I used nn.Module to write my own loss, which is combined with nn.CrossEntropyLoss.
def forward(self, input):
Input: tensor from a network
loss = Compute(input)
Here has some numerical issue, loss should be greater than 0, but may get loss <0
return (torch.sqrt(loss) if loss.item()>0 else 0)
mymodel = Net()
myloss = MyLoss()
ce = CrossEntropyLoss()
total_loss = myloss + ce
When MyLoss returns 0. The optimizer should backpropagate on nn.CrossEntropyLoss. But it turns out that the gradient is zero. The problem might be a constant return. But cross-entropy should have gradient.
Does anyone come across this type of problem?

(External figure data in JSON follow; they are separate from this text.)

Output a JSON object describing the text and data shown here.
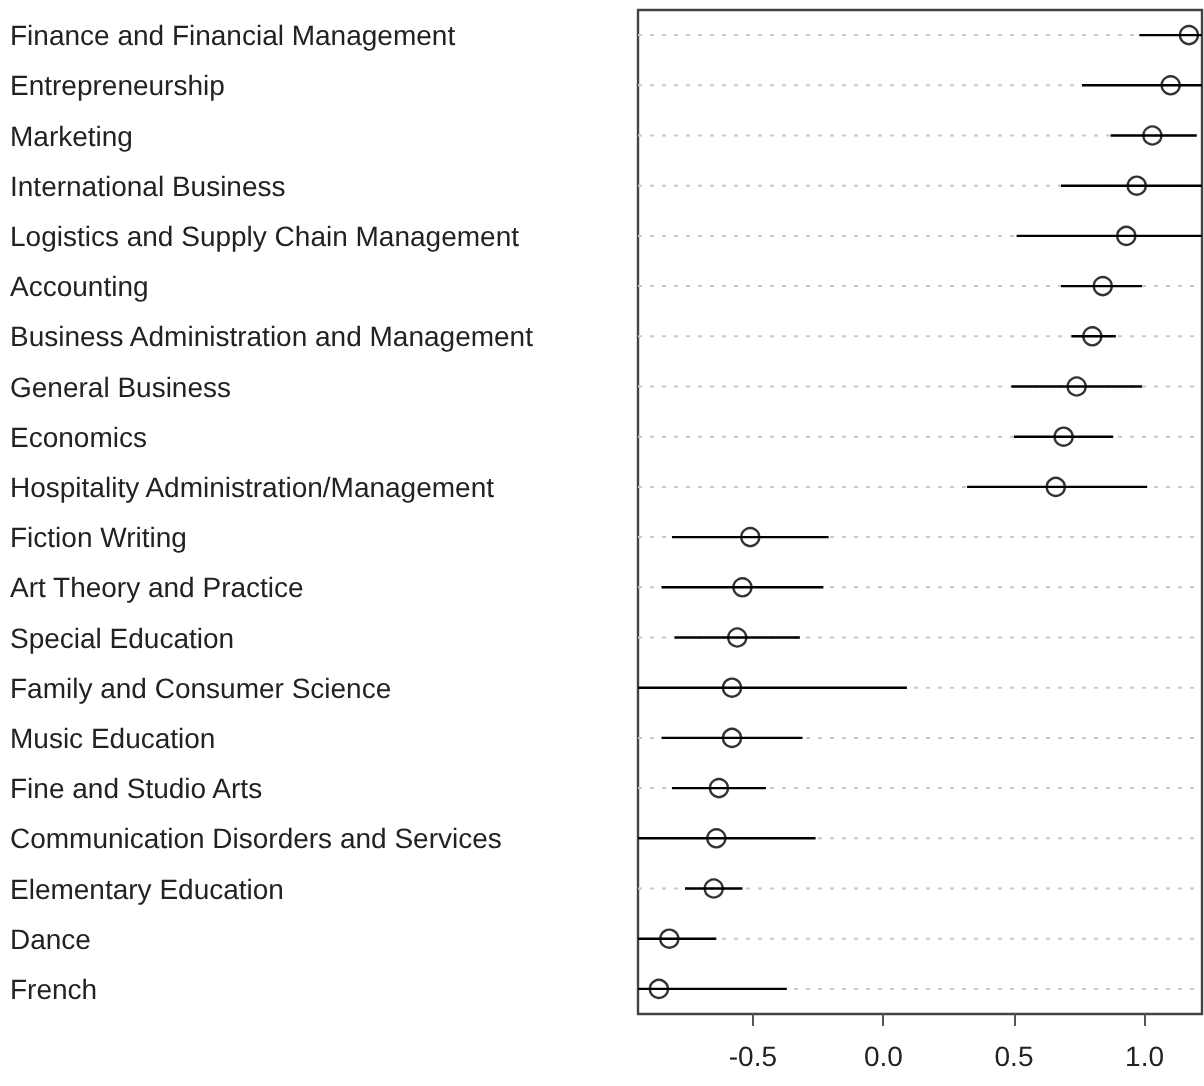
{
  "chart_data": {
    "type": "scatter",
    "orientation": "horizontal",
    "categories": [
      "Finance and Financial Management",
      "Entrepreneurship",
      "Marketing",
      "International Business",
      "Logistics and Supply Chain Management",
      "Accounting",
      "Business Administration and Management",
      "General Business",
      "Economics",
      "Hospitality Administration/Management",
      "Fiction Writing",
      "Art Theory and Practice",
      "Special Education",
      "Family and Consumer Science",
      "Music Education",
      "Fine and Studio Arts",
      "Communication Disorders and Services",
      "Elementary Education",
      "Dance",
      "French"
    ],
    "values": [
      1.17,
      1.1,
      1.03,
      0.97,
      0.93,
      0.84,
      0.8,
      0.74,
      0.69,
      0.66,
      -0.51,
      -0.54,
      -0.56,
      -0.58,
      -0.58,
      -0.63,
      -0.64,
      -0.65,
      -0.82,
      -0.86
    ],
    "errors": [
      [
        0.98,
        1.22
      ],
      [
        0.76,
        1.22
      ],
      [
        0.87,
        1.2
      ],
      [
        0.68,
        1.22
      ],
      [
        0.51,
        1.22
      ],
      [
        0.68,
        0.99
      ],
      [
        0.72,
        0.89
      ],
      [
        0.49,
        0.99
      ],
      [
        0.5,
        0.88
      ],
      [
        0.32,
        1.01
      ],
      [
        -0.81,
        -0.21
      ],
      [
        -0.85,
        -0.23
      ],
      [
        -0.8,
        -0.32
      ],
      [
        -0.94,
        0.09
      ],
      [
        -0.85,
        -0.31
      ],
      [
        -0.81,
        -0.45
      ],
      [
        -0.94,
        -0.26
      ],
      [
        -0.76,
        -0.54
      ],
      [
        -0.94,
        -0.64
      ],
      [
        -0.94,
        -0.37
      ]
    ],
    "color": "#000000",
    "xlim": [
      -0.94,
      1.22
    ],
    "xticks": [
      {
        "value": -0.5,
        "label": "-0.5"
      },
      {
        "value": 0,
        "label": "0.0"
      },
      {
        "value": 0.5,
        "label": "0.5"
      },
      {
        "value": 1,
        "label": "1.0"
      }
    ],
    "grid": "y",
    "marker": "circle"
  }
}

If you don’t initialize the parameters in the network, you’re likely to have a gradient problem
Your code snippet should work, even if you return a zero in your custom loss function as seen here:
output = torch.randn(10, 10, requires_grad=True)
target = torch.randint(0, 10, (10,))
criterion = nn.CrossEntropyLoss()
loss = 0 + criterion(output, target)
Could you check the value of
ce before calling
Thanks for the reply. I am double-checking the numerical issue. Currently, it seems like tensor broadcasting introduces a non-negligible error, an entry is expected to be zero, but we got something like 7E-7.
The loss should be greater than or equal to 0, but sometimes got a very small negative value. I haven’t figured out the reason.